In conjunction with the retrospective exhibition Paintings by Hans Hofmann at the Baltimore Museum of Art, Hofmann donates the painting Germania—Version No. 7 to the museum.
In May, Clement Greenberg curates a small Hofmann retrospective at Bennington College in Vermont. Kootz publishes Hofmann’s essay “The Color Problem in Pure Painting—Its Creative Origin” in the catalogue accompanying his November solo exhibition.
In his writing, Hofmann expands upon his thoughts that the relationships between colors are essential to the plasticity of a painting. This essay is then re-published inArts & Architecture in February of the next year, and is often referenced as one of Hofmann’s quintessential writings.

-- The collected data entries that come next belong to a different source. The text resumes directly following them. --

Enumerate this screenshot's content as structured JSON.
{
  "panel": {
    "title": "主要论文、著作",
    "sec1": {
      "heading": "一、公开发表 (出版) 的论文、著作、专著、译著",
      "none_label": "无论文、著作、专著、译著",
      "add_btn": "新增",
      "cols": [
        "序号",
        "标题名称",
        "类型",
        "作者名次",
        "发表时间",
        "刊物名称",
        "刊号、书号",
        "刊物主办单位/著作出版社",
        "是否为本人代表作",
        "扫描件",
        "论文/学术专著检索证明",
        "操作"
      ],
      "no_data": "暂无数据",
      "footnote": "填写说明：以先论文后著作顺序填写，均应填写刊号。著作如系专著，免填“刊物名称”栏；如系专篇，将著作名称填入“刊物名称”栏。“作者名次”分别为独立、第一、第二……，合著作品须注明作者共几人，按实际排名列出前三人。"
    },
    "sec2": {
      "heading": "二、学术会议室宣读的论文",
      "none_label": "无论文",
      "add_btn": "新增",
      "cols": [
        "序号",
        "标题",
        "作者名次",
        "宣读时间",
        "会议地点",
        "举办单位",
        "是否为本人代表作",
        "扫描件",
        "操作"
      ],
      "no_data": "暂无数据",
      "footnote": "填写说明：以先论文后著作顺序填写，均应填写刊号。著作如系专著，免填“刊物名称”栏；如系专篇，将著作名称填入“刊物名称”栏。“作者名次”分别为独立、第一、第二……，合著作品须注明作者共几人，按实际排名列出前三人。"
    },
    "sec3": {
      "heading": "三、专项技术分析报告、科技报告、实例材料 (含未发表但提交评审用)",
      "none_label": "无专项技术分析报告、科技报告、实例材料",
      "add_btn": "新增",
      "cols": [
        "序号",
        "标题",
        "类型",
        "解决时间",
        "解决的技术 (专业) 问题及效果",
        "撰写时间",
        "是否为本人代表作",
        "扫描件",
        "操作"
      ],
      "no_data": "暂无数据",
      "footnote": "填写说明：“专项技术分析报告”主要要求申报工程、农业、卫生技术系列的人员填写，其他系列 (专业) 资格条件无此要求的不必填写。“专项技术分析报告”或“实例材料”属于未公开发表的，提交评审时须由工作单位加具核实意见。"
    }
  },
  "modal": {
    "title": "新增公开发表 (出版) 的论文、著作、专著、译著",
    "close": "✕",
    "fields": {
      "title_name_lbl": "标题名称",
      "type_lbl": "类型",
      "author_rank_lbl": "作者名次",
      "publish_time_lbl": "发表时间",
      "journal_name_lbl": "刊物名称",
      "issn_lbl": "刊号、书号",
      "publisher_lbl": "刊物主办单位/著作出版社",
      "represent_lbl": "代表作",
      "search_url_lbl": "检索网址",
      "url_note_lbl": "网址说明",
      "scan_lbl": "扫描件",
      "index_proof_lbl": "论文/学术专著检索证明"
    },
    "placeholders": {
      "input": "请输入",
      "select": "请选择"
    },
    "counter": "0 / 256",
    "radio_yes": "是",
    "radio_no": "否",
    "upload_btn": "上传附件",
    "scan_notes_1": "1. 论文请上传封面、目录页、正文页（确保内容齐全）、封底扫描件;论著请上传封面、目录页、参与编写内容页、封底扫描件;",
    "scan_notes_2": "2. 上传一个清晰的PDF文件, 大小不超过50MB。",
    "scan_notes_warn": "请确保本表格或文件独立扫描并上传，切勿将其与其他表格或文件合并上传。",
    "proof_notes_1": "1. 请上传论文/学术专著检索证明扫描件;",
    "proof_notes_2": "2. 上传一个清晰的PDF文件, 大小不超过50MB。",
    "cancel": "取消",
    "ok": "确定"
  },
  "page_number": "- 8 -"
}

Allan Kaprow, a former student of Hofmann, curates the exhibition Hans Hofmann at Rutgers University in New Brunswick, New Jersey, during the spring. Hofmann is commissioned to create a mosaic for the lobby and elevator bank for 711 Third Avenue in New York. The office building was designed by William E. Lescaze; one of the architect’s goals was to “add the strength and the warmth of the arts to a building that was designed to provide the ultimate in comfort and facilities.” Hofmann integrates the mosaics throughout the structure of the lobby, completely immersing the visitor in the colorful geometries of his pictorial environment.
Winter term 1955–1956 (October through January) is the last session in New York at the Hans Hofmann School of Fine Arts.

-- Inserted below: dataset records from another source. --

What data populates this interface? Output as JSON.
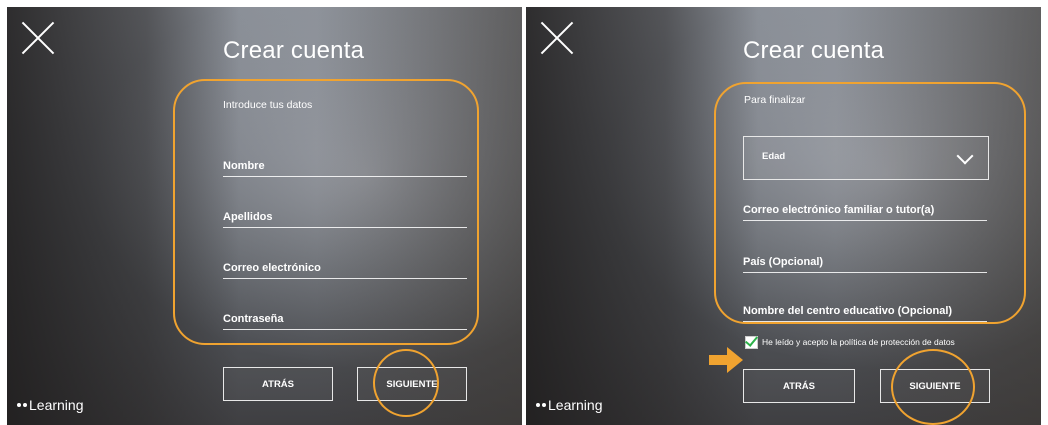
{
  "left": {
    "title": "Crear cuenta",
    "subtitle": "Introduce tus datos",
    "fields": [
      "Nombre",
      "Apellidos",
      "Correo electrónico",
      "Contraseña"
    ],
    "back_label": "ATRÁS",
    "next_label": "SIGUIENTE",
    "brand": "Learning"
  },
  "right": {
    "title": "Crear cuenta",
    "subtitle": "Para finalizar",
    "age_select": "Edad",
    "fields": [
      "Correo electrónico familiar o tutor(a)",
      "País (Opcional)",
      "Nombre del centro educativo (Opcional)"
    ],
    "consent_label": "He leído y acepto la política de protección de datos",
    "consent_checked": true,
    "back_label": "ATRÁS",
    "next_label": "SIGUIENTE",
    "brand": "Learning"
  },
  "colors": {
    "highlight": "#f0a330",
    "check": "#2db24a"
  },
  "icons": [
    "close-icon",
    "chevron-down-icon",
    "arrow-right-icon",
    "checkmark-icon"
  ]
}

The Whitney Museum of American Art opens the large retrospective Hans Hofmann on 24 April; it then travels throughout the United States over the next year to seven additional museums. The show runs concurrently in New York with Picasso: 75th Anniversary Exhibition at The Museum of Modern Art, which Hofmann calls “a happy accident … [because] we are old friends.”
Spanning the career and many styles of the artist, 55 paintings are included in the show. In his review of the exhibition, critic Harold Rosenberg asserts, “No American artist could mount a show of greater coherent variety than Hans Hofmann.”
To show his appreciation for organizing the exhibition, Hofmann gives the museum his painting Fantasia in Blue.
Hofmann teaches the final official summer session at his school in Provincetown.
No longer teaching classes in New York, Hofmann devotes himself to painting full-time and moves his studio into his former school. He and Miz move to an apartment in One Washington Square Village.
Although the school in Provincetown is formally closed, Hofmann allows more than three dozen students to join him for critiques over the summer.
Hofmann completes a mosaic on the exterior of the New York School of Printing, located at 439 West 49th Street. The building was designed by Hugh Kelly and B. Sumner Gruzen, and the mural stretches 64 feet long by 11½ feet high. Hofmann refers to his mosaic as the “bowtie on the building.”
In September, the Hans and Maria Hofmann Foundation is formed in order to support the art community. The foundation mostly provides funding for museums to purchase works of Hofmann’s former students.
Spanning the months of August through January of the following year, Joseph H. Hirshhorn, a wealthy entrepreneur, purchases seven of Hofmann’s paintings, which will later become part of the collection at the Hirshhorn Museum and Sculpture Garden in Washington, DC.
Hofmann moves his Provincetown studio from the Days Lumberyard into the former school behind his home on Commercial Street.
Three of Hofmann’s paintings are included in the Documenta exhibition in Kassel, Germany, and are reviewed warmly.